Comment on Is there a practical reason data centers have to sprawl outward instead of upward?
Shadow@lemmy.ca 6 hours agoI’ve built out 7 datacenters across 3 countries in my career. I’ve gotten a panicked call from Bell Canada when they realized our deployment density in an older facility, then had to work with them to provide weights of all of our cabinets. Sure though, all armchair nonsense. What’s your background?
30 seconds searching will back me up. digitalrealty.com/…/what-floor-loading-capacity-d…

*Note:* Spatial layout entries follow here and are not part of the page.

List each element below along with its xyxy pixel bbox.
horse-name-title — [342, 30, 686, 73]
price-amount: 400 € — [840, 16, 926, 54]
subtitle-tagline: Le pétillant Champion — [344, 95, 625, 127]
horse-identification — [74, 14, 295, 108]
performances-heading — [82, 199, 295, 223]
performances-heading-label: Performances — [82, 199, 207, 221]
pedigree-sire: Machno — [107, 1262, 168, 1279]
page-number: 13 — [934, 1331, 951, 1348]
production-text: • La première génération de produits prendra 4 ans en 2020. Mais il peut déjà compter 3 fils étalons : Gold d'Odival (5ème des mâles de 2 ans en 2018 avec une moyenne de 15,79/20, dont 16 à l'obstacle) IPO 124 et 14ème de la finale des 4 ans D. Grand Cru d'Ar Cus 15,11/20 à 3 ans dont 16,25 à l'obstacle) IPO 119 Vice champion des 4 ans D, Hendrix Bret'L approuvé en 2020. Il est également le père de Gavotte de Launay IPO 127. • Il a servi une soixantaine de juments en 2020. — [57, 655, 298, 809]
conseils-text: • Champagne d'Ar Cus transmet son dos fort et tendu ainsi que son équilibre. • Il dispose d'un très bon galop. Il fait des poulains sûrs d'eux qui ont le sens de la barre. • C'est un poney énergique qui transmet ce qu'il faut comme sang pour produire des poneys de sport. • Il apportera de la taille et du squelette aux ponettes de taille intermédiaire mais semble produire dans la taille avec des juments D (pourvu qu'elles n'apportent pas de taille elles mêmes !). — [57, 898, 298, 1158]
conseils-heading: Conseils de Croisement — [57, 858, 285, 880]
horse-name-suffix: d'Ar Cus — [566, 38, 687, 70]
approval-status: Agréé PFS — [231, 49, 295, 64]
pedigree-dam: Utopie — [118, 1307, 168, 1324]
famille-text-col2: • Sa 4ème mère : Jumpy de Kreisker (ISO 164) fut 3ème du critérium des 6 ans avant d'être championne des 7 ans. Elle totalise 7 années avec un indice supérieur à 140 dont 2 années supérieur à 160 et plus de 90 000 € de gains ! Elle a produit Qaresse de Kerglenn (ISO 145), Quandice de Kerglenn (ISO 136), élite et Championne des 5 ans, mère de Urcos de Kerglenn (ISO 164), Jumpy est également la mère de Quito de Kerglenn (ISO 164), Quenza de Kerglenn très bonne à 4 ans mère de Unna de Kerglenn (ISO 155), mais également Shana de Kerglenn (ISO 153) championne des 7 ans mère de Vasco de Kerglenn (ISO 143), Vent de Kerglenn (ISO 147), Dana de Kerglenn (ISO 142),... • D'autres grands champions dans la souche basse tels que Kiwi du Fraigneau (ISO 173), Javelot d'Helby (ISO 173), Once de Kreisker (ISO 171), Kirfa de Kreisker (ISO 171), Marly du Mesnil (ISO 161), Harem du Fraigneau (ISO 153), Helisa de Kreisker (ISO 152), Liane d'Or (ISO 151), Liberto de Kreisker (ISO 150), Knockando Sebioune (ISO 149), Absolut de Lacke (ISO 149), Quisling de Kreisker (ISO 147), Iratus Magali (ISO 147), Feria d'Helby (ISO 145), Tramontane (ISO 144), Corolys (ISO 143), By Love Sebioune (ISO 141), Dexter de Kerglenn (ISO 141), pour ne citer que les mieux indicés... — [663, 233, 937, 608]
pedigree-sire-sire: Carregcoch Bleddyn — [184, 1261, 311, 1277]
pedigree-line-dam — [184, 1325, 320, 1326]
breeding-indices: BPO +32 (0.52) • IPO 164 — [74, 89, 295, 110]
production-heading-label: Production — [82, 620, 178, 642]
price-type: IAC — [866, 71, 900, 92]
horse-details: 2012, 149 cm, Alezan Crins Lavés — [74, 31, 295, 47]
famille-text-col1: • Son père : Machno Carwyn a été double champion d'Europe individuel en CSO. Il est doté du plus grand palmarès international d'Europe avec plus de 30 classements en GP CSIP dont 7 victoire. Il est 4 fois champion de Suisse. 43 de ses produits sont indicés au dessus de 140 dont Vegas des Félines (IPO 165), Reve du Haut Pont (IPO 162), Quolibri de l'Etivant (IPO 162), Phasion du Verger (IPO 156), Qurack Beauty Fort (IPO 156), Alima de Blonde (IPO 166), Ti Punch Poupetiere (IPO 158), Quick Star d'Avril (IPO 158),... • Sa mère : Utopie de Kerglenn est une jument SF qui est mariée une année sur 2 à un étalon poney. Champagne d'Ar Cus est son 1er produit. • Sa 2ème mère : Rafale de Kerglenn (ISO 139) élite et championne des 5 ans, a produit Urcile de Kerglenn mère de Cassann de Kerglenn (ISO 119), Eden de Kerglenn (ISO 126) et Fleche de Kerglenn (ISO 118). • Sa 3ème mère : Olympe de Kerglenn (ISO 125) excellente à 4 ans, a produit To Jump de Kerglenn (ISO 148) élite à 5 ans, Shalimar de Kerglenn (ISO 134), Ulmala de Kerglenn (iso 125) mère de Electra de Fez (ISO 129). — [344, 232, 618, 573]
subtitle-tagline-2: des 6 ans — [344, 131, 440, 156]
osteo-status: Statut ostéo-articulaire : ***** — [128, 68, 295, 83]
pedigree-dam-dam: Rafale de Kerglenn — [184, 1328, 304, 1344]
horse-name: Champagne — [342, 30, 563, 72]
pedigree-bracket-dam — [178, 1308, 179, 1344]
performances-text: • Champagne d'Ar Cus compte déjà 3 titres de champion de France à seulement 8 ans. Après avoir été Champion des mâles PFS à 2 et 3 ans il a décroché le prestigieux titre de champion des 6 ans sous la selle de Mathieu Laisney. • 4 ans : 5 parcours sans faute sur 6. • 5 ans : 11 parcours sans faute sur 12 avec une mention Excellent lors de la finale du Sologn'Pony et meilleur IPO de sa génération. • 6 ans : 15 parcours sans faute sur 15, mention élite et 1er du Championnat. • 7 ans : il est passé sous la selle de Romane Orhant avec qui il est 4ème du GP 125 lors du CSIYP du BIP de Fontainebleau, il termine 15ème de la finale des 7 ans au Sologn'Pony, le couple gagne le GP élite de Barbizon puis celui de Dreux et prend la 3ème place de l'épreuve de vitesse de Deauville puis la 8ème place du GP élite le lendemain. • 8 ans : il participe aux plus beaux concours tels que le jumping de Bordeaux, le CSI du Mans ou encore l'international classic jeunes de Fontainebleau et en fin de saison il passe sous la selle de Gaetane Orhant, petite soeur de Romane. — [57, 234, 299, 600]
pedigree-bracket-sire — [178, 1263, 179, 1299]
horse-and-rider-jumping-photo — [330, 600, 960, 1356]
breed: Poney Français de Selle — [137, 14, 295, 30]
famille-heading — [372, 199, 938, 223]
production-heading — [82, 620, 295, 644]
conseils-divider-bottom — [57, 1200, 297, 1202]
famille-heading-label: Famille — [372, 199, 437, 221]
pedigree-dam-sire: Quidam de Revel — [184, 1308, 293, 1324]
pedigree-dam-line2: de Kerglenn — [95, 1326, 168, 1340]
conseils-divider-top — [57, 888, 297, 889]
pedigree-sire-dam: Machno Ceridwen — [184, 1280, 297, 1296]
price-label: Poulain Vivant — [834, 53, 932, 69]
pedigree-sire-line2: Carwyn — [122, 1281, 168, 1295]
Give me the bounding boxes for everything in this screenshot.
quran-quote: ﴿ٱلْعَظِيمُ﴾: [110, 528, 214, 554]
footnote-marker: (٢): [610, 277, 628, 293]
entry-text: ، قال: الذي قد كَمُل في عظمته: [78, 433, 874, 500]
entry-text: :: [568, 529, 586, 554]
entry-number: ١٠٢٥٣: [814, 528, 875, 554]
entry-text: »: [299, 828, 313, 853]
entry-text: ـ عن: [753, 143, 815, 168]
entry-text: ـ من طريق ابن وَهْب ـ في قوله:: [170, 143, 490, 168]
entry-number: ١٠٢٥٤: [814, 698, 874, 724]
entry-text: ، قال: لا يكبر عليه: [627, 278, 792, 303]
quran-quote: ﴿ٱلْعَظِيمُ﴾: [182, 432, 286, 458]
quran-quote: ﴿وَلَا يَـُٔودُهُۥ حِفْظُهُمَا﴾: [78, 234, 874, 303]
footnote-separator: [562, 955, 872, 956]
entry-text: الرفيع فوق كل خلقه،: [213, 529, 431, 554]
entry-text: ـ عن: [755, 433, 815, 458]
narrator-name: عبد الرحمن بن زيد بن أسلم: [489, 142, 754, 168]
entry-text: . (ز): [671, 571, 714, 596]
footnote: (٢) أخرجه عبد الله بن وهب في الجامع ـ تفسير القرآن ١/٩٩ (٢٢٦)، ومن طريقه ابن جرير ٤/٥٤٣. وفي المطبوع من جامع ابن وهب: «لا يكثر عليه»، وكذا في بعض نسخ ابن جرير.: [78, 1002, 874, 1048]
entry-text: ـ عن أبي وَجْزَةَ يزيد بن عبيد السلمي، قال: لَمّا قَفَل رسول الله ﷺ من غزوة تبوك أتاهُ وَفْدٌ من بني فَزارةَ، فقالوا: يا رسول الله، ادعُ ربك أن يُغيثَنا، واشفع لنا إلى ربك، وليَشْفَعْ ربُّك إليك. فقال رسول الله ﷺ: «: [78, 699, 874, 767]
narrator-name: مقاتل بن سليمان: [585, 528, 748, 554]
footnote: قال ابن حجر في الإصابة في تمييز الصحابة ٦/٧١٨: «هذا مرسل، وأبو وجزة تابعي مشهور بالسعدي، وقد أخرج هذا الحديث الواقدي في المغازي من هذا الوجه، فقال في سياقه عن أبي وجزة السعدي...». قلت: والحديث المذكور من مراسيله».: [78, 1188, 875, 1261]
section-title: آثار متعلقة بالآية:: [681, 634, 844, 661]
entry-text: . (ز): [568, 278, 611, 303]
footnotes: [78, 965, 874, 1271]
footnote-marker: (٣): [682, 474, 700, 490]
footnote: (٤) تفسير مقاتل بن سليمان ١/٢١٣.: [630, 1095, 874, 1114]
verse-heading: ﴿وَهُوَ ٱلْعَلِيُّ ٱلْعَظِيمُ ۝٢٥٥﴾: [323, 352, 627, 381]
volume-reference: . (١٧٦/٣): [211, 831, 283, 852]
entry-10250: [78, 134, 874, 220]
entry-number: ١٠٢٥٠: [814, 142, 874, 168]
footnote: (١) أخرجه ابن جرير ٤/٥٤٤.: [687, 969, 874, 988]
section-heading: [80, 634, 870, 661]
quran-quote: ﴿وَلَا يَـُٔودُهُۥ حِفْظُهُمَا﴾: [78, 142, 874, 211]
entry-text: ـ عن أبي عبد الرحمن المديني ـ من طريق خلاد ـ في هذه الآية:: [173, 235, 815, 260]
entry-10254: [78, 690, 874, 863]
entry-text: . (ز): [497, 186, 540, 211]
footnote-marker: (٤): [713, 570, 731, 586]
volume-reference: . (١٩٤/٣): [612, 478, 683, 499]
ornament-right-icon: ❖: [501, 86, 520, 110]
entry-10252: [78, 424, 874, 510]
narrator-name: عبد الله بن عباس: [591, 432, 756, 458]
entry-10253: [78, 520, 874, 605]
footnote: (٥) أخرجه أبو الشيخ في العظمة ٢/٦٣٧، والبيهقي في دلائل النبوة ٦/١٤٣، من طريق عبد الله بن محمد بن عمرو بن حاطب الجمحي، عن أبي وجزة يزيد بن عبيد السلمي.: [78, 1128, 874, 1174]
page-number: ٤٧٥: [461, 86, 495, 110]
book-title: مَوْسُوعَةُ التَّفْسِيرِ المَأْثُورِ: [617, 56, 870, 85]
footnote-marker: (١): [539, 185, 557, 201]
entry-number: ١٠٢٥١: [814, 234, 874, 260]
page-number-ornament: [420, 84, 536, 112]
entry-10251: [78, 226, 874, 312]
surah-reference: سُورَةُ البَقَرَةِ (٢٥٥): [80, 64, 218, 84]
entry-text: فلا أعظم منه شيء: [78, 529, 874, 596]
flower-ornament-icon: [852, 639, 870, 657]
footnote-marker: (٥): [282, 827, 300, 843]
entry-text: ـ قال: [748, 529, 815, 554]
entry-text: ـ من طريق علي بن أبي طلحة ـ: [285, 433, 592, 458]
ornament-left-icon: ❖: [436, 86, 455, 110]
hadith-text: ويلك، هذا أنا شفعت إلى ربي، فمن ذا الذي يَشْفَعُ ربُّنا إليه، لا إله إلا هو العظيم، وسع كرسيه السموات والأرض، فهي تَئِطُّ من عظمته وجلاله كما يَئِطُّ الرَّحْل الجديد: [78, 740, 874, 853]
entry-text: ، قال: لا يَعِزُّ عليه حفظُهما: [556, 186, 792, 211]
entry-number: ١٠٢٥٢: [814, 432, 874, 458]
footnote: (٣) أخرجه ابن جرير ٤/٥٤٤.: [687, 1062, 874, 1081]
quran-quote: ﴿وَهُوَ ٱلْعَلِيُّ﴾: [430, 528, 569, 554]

foggy@lemmy.world 4 hours ago
Shadow@lemmy.ca 3 hours ago
You started off with an ad hominem attack calling it armchair nonsense, that the weight argument has no merit. I’m pointing out i have actual experience in this area. If you hadn’t been an asshole with your initial reply I wouldn’t have bothered replying, instead here we are.
Everything is a money problem when you get down to it far enough. Why don’t we have mars colonies? Money. Why don’t cars fly? Money. Why doesn’t everyone live in super tall towers that touch the atmosphere? Money. Sure let’s just ignore all the engineering considerations and reduce it down to the absolute basic explanation of “money” so that nobody in this thread will learn anything.
Why don’t we have super tall datacenters? It’s not worth the money to sustain that level of weight in a new tower, and definitely not worth it to overhaul an existing tower.
It’s pointless to call out money as the limit, that’s completely obvious.
Anyways I’m over this thread, byeeeee.